Stuk

De afgelopen maanden heb ik regelmatig naar het programma ‘Stuk’ gekeken, een documentaireserie die bij de VPRO op NPO 2 werd uitgezonden. In deze vierdelige noodlotsvertelling werd een aantal personeelsleden en patiënten in een revalidatiekliniek gevolgd.

Ik moest mijzelf een duwtje geven om te gaan kijken, want de verhalen en beelden die je hoort en ziet doen mij terugdenken aan mijn eigen behandeling in een dergelijke instelling. Ik vind het ongemakkelijk.

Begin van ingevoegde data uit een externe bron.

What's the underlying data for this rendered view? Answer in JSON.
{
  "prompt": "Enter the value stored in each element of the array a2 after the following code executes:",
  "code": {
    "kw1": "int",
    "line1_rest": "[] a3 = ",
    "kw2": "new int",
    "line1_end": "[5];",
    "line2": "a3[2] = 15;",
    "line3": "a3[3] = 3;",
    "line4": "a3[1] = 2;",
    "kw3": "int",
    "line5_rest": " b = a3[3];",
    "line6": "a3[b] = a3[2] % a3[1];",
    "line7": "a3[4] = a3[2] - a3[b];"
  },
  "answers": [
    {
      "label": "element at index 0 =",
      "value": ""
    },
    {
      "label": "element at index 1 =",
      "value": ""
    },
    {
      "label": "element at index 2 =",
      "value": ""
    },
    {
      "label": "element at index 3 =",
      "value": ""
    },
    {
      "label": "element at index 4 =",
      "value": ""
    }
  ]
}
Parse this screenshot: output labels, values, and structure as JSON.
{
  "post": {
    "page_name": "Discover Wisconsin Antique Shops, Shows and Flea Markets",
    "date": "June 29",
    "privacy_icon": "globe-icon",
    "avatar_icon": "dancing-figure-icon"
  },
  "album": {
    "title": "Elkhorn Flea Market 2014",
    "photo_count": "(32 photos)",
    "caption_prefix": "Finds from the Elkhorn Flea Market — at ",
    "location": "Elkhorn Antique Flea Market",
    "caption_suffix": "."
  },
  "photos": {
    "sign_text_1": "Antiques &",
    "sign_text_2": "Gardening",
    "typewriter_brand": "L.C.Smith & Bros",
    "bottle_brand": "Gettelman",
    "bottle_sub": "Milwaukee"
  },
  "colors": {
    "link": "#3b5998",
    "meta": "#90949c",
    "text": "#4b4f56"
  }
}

Graag laat ik het verleden achter mij, vergeet de dagen van pijn en gevoelens van verdriet. Liever kijk ik hoopvol, misschien zelfs met een wat roze blik naar de toekomst.

Maar de vraag is of dit ‘liever niet willen zien wat moeilijk is’ realistisch is. Ik ben bang dat het wegkijken van wat pijnlijk is mij niet helpt om met veerkracht in het leven te staan.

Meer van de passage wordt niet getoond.